Saturday, March 10, 2012

P&C Delays CCSD Story for Weekend Doldrums

I bet you didn't read it, either.

It took nearly a week for the local rag to publish CCSD's approved calendar for next year.

For the first time, the Charleston County School District will be in session on Good Friday of next year. That's for our post-Christian society.

Naturally, there's a conscience clause--teachers may take a personal day. Wow. We can be glad that Easter's on a Sunday.

10 comments:

Anonymous said...

Can't possibly schedule a holiday on March 26. That's the last day for makeups for the PASS Writing Test. Test are all important because how else will we know if the teachers are raising student achievement levels or not? I would be surprised if any school district in SC scheduled spring break the week before Easter because of the PASS testing schedule. We live for the tests.

Babbie said...

Well, presumably South Carolina set the date itself. Was that under Zais's watch?

West Ashley parent said...

Why not move the tests to early January? They could have it all done by the MLK holiday. Then get down to some serious teaching for the remainder of the year. That way the fall semester could effectively be over before the Christmas holidays. These standardized test are non-teaching events anyway. I would like to here the arguments against doing this if this isn't really all about teaching to the test and turning them into evaluation tools that have nothing to do with effective teaching.

Clisby said...

Huh? CCSD schools are in session on Good Friday (and the start of Passover) THIS year - April 6. I have kids in a regular CCSD school and charter CCSD school - they'll both be attending on Good Friday. Why not?

Anonymous said...

The schedule that was debated recently was for next year, 2012-2013. The issue wasn't just about accommodating religious holidays. It was more about using common sense and incorporating various holidays when possible.

Anonymous said...

Charter schools tend to follow the regular district schedules anyway, but don't expect the superintendent to ever ask charter schools if they have any calendar preferences.

Clisby said...

I might be remembering incorrectly, but I don't think my kids ever got Good Friday off unless spring break was the week before Easter. When it's the week after Easter (like this year), they don't get Good Friday off. Why on earth would this be a big deal to anybody? I'm trying to remember whether we got Good Friday off when I was a kid. I can't imagine my parents caring one way or the other.

HdeS Copeland said...

The central issue may not be about getting the day off for Good Friday or Passover. It just might have seemed logical to schedule spring break a week earlier which would have covered both religious holidays, requiring no special days off. It also would have allowed for the traditional break to be closer to the center of the semester. As some high school teachers have put it, students need a break earlier in final stretch.

The real culprit may be SC Department of Education officials who scheduled the PASS tests and the make-up days when they did, probably more than a year ago. It seems the whole calendar is being driven by the tests and make-up days.

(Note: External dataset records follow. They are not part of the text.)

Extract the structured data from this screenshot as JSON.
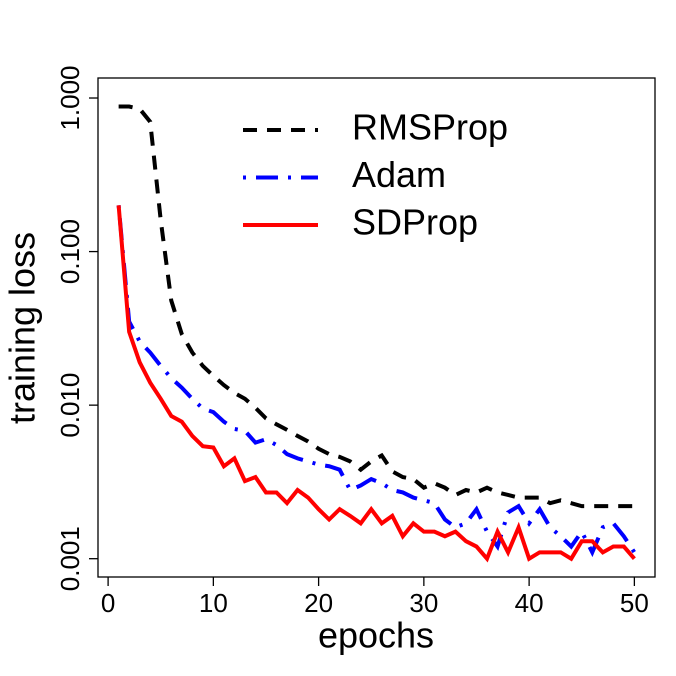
{
  "chart_data": {
    "type": "line",
    "xlabel": "epochs",
    "ylabel": "training loss",
    "x": [
      1,
      2,
      3,
      4,
      5,
      6,
      7,
      8,
      9,
      10,
      11,
      12,
      13,
      14,
      15,
      16,
      17,
      18,
      19,
      20,
      21,
      22,
      23,
      24,
      25,
      26,
      27,
      28,
      29,
      30,
      31,
      32,
      33,
      34,
      35,
      36,
      37,
      38,
      39,
      40,
      41,
      42,
      43,
      44,
      45,
      46,
      47,
      48,
      49,
      50
    ],
    "series": [
      {
        "name": "RMSProp",
        "color": "#000000",
        "linestyle": "dashed",
        "values": [
          0.88,
          0.88,
          0.85,
          0.7,
          0.16,
          0.048,
          0.029,
          0.022,
          0.018,
          0.0155,
          0.0135,
          0.012,
          0.011,
          0.0096,
          0.0082,
          0.0075,
          0.0069,
          0.0063,
          0.0058,
          0.0052,
          0.0048,
          0.0046,
          0.0043,
          0.0038,
          0.0043,
          0.0047,
          0.0037,
          0.0034,
          0.0033,
          0.0029,
          0.0031,
          0.0029,
          0.0026,
          0.0028,
          0.0027,
          0.0029,
          0.0027,
          0.0026,
          0.0025,
          0.0025,
          0.0025,
          0.0023,
          0.0024,
          0.0023,
          0.0022,
          0.0022,
          0.0022,
          0.0022,
          0.0022,
          0.0022
        ]
      },
      {
        "name": "Adam",
        "color": "#0000ff",
        "linestyle": "dotdash",
        "values": [
          0.2,
          0.035,
          0.026,
          0.022,
          0.018,
          0.015,
          0.013,
          0.011,
          0.0095,
          0.009,
          0.0078,
          0.007,
          0.0068,
          0.0057,
          0.006,
          0.0055,
          0.0048,
          0.0045,
          0.0043,
          0.0041,
          0.004,
          0.0038,
          0.0028,
          0.003,
          0.0033,
          0.0031,
          0.0028,
          0.0027,
          0.0025,
          0.0024,
          0.0023,
          0.0018,
          0.0016,
          0.0017,
          0.0021,
          0.0015,
          0.0012,
          0.002,
          0.0022,
          0.0017,
          0.0021,
          0.0016,
          0.0014,
          0.0012,
          0.0015,
          0.0011,
          0.0016,
          0.0017,
          0.0014,
          0.0011
        ]
      },
      {
        "name": "SDProp",
        "color": "#ff0000",
        "linestyle": "solid",
        "values": [
          0.2,
          0.03,
          0.019,
          0.014,
          0.011,
          0.0085,
          0.0078,
          0.0063,
          0.0054,
          0.0053,
          0.004,
          0.0045,
          0.0032,
          0.0034,
          0.0027,
          0.0027,
          0.0023,
          0.0028,
          0.0025,
          0.0021,
          0.0018,
          0.0021,
          0.0019,
          0.0017,
          0.0021,
          0.0017,
          0.0019,
          0.0014,
          0.0017,
          0.0015,
          0.0015,
          0.0014,
          0.0015,
          0.0013,
          0.0012,
          0.001,
          0.0015,
          0.0011,
          0.0016,
          0.001,
          0.0011,
          0.0011,
          0.0011,
          0.001,
          0.0013,
          0.0013,
          0.0011,
          0.0012,
          0.0012,
          0.001
        ]
      }
    ],
    "xlim": [
      -0.96,
      51.96
    ],
    "xticks": [
      0,
      10,
      20,
      30,
      40,
      50
    ],
    "ylim": [
      0.00076,
      1.35
    ],
    "ylog": true,
    "yticks": [
      {
        "value": 0.001,
        "label": "0.001"
      },
      {
        "value": 0.01,
        "label": "0.010"
      },
      {
        "value": 0.1,
        "label": "0.100"
      },
      {
        "value": 1,
        "label": "1.000"
      }
    ],
    "legend": "top"
  }
}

In 2013 the last two days to make up the PASS tests are on March 25 and 26 which are in the week before Easter. The 26th is the first day of Passover. I don't think anyone in Columbia gave this even a minute's worth of consideration when the dates were set. I would be surprised if very many districts in the state have scheduled spring break for that week, if only because the PASS makeup days that fall on those days.

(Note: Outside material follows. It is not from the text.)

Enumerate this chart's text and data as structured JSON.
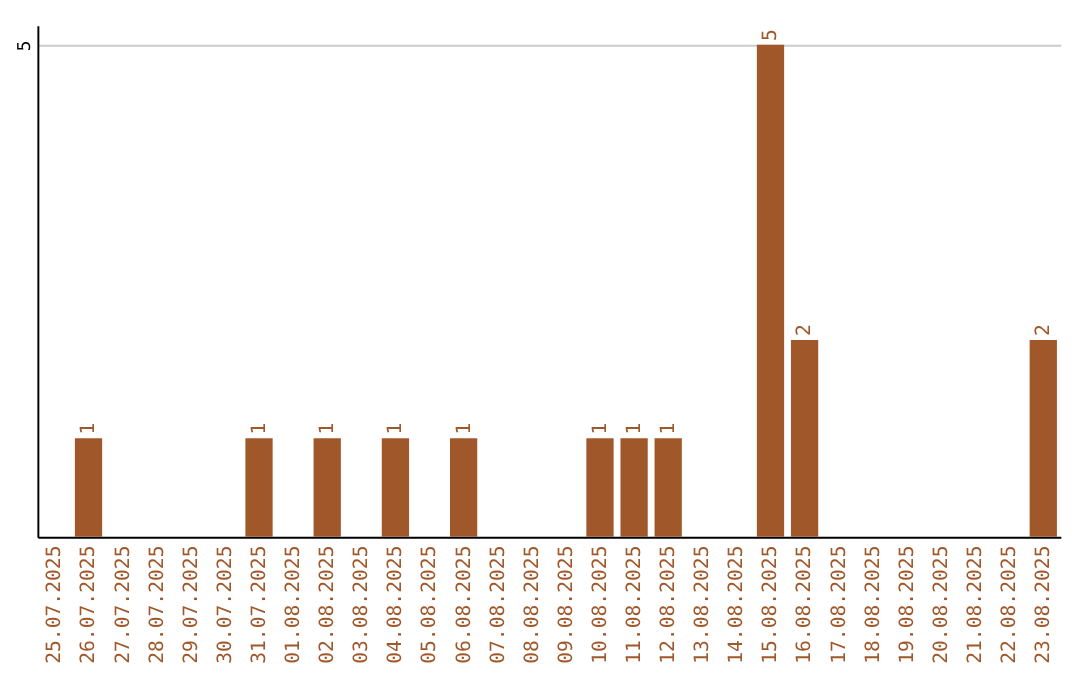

Don't forget that a test not made up counts as a zero for the school’s and the district’s composite scores. School bureaucrats often base their own report cards and bonuses on an incremental rise in comprehensive test scores over a prior year. Students scoring zero due to absences don’t pay, even if the absence is due to a scheduled holiday.

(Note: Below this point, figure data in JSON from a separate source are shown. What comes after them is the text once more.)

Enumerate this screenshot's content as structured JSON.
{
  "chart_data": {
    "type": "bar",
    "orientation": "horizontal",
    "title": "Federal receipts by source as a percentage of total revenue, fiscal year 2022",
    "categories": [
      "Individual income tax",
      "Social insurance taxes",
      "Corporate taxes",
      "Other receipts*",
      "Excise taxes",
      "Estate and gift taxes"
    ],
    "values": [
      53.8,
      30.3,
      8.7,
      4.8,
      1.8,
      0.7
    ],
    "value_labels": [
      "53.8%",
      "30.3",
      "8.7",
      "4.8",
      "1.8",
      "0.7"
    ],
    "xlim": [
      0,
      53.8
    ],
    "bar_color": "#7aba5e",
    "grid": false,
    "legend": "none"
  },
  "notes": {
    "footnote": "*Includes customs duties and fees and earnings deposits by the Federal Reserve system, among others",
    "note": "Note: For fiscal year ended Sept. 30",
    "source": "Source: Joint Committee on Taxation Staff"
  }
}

The school calendar issue has nothing to do with logical considerations about an average student’s attention span, respect for families, social customs or individual student learning opportunities. We're missing the point when the mass tests have been given this much importance. This is what makes the decision to hold the PASS make-up days as sacrosanct so ridiculous. The test in question is the PASS Writing Test. It only involves 2 grades in what effectively is a 13 grade (K thru 12) system.

How many students will actually be taking a makeup test? Why not extend the makeup dates? The tail is wagging the dog.

Clisby said...

The current year's calendar also calls for school to be in session the full week before Easter, and as far as I can tell the PASS tests aren't the reason. If I'm reading the 2011-2012 calendar correctly, the writing test makeups end March 30 this year, and spring break doesn't start until April 9.

Henry Copeland said...

I think the question has always been about just who has input in the process. In spite of what the administration is saying, there is very little evidence that teachers, parents or anyone other than the top of the administrative food chain have anything to say about setting the calendar.

I'm still trying to understand how 18 "early release" days (a/k/a half days) count as full days. If that doesn't defy reasoning, why choose the middle of the week to drop those half days into the schedule as they are doing in Dorchester County? As some teachers have said, this disrupts the rhythm of half the total number of work weeks.

I think the conversation needs to focus on just how much "seat time" is really just watching the clock. There is very little effort being applied to using any of our educational resources wisely. Time is just one of the many resources being squandered.